The S&P 500, despite its impressive average return, has experienced significant downturns, including various 50% drops. For retirees, this level of risk might be too much. Younger investors can potentially weather such storms, but those approaching retirement need a more reliable strategy.
At VMG, we believe there's a better way. Our approach focuses on consistent returns with lower risk, making it suitable for investors at all stages of life.
What does a VMG portfolio consist of?
VMG strives to create portfolios tailored to client's goals and risk tolerance
When choosing investments people tend to focus on the return aspect more than they do the risks associated with the investment. At VMG we look at both.

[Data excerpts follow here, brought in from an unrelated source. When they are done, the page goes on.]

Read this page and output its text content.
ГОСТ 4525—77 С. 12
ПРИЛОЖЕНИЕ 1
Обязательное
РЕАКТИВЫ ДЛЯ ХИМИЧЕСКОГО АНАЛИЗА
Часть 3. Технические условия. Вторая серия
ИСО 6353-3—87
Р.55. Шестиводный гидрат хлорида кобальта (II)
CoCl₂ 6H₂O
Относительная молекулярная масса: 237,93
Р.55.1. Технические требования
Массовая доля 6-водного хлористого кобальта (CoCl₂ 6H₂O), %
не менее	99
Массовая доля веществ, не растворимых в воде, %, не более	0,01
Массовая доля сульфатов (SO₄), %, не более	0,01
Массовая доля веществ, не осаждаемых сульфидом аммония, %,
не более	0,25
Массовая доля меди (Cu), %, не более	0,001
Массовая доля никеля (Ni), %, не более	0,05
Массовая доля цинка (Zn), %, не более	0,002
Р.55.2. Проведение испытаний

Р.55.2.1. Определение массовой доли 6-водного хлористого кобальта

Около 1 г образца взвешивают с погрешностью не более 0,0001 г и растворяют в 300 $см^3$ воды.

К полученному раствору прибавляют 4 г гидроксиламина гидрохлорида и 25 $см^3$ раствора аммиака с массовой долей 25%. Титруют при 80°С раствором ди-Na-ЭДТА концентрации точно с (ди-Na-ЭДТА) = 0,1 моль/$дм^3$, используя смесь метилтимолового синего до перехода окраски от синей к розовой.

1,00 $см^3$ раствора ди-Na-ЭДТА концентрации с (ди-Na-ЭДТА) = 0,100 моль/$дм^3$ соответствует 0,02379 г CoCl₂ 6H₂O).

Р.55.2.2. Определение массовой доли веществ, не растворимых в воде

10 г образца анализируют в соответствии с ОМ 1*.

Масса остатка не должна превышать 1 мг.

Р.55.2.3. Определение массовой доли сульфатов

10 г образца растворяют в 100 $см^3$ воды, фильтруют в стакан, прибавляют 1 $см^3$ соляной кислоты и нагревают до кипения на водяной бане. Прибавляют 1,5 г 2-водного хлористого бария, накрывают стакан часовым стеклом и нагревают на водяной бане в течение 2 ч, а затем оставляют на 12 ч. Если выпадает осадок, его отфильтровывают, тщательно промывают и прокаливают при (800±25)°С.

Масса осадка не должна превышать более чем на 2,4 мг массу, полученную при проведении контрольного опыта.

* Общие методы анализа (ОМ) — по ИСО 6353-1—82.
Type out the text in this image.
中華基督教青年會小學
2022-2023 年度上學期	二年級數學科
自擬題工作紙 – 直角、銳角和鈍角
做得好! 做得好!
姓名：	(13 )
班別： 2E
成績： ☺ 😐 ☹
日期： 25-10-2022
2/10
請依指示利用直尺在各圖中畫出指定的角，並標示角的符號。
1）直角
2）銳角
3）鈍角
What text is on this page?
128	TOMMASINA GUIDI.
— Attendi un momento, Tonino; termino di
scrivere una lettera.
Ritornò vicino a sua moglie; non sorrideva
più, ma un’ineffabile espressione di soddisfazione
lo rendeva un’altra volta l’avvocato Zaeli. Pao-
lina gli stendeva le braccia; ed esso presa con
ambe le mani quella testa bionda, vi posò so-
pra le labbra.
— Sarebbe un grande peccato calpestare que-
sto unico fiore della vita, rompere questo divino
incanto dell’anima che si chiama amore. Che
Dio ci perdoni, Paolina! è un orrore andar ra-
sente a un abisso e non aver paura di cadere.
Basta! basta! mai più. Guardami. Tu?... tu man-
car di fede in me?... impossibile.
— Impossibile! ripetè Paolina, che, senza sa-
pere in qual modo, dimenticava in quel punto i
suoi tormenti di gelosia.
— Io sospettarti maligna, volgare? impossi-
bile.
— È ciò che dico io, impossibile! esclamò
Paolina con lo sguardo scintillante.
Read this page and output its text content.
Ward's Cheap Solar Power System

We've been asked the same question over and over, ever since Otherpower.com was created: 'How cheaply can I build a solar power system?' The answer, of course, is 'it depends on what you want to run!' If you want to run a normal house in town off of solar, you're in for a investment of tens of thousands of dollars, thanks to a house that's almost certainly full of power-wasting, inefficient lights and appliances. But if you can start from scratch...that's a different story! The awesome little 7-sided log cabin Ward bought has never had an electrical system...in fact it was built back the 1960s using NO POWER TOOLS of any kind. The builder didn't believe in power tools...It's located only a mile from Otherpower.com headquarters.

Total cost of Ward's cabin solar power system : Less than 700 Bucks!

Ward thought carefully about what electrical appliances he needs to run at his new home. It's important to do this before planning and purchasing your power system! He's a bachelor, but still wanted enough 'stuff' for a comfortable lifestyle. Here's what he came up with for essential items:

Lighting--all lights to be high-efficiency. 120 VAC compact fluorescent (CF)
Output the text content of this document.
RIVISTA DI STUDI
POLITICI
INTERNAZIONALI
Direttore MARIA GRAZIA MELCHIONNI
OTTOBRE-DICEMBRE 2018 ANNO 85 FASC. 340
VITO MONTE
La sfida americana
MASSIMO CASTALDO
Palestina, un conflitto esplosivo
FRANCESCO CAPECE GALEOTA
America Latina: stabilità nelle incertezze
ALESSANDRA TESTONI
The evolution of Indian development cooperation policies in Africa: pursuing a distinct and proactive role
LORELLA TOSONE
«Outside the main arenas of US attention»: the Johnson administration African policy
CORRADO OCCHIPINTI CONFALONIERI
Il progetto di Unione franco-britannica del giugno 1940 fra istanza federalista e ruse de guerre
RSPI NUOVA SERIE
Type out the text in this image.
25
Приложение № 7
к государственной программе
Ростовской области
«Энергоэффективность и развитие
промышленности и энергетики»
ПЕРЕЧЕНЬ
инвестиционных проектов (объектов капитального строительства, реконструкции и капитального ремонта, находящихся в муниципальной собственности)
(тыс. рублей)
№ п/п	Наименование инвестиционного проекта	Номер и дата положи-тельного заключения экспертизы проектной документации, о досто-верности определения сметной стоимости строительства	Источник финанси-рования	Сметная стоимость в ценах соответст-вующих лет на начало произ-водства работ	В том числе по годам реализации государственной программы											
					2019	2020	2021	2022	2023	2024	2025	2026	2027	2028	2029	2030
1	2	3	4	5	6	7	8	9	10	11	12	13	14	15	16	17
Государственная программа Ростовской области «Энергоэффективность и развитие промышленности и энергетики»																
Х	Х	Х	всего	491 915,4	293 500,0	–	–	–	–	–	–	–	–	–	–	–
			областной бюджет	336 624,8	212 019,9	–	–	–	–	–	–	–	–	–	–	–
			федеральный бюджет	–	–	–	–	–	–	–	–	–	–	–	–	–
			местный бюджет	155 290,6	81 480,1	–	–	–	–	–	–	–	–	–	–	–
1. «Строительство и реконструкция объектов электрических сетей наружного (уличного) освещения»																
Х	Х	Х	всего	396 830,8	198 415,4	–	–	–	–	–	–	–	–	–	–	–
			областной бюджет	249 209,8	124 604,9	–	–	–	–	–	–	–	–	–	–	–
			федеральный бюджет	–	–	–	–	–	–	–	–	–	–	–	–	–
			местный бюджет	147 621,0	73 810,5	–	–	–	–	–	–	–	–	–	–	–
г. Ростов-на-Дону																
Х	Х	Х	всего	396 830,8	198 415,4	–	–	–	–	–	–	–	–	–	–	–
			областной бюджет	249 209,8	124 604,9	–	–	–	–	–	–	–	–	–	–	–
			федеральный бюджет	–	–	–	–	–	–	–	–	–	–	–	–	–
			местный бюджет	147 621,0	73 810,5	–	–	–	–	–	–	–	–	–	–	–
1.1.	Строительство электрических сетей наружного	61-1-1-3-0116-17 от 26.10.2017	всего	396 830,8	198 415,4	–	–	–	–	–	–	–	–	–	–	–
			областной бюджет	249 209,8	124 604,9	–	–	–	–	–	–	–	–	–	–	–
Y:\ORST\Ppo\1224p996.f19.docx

Diversification Beyond Sectors
When thinking about diversification, most investors focus on holding various assets within their portfolios. However, true diversification goes beyond simply holding different sectors of the stock market.
​
For example, many sectors, including technology, banking, transportation, energy, and healthcare, tend to decline during bear markets. This means that even a diversified portfolio of stocks can still suffer significant losses.
​
To achieve stronger diversification, seek uncorrelated asset types. These assets move independently of each other, reducing the overall risk of your portfolio.
​
A Simple Example:
​
Consider gold, equities, and Treasuries. Over time, these assets have shown little correlation. While there may be periods of correlation, they generally revert to their uncorrelated state.
​
Our research shows that investing equally in these three asset types from 2000 to 2022 outperformed the S&P 500 and had a lower drawdown.*
​
Leveraging Trend-Line Management
​
In addition to uncorrelated assets, Vernon Management Group employs long-term Trend-Line Management. This analysis helps identify market trends and sector strength.
​
How Trend-Lines Work:
-
Uptrend: A sustained increase in price over time, often characterized by a series of higher highs and higher lows.
-
Downtrend: A sustained decrease in price over time, often characterized by a series of lower highs and lower lows.​
Benefits of Trend-Line Analysis:
-
Reduced Risk: Helps avoid prolonged bear markets.
-
Improved Returns: Positions your portfolio in sectors with momentum.
Tailored Portfolios
​
By combining uncorrelated assets and trend-line analysis, VMG creates tailored portfolios that balance risk and return. This approach can help you achieve your financial goals while minimizing your exposure to market downturns.
​
*This is for informational purposes only and is NOT a recommendation to buy or sell securities. Past performance DOES NOT guarantee future returns.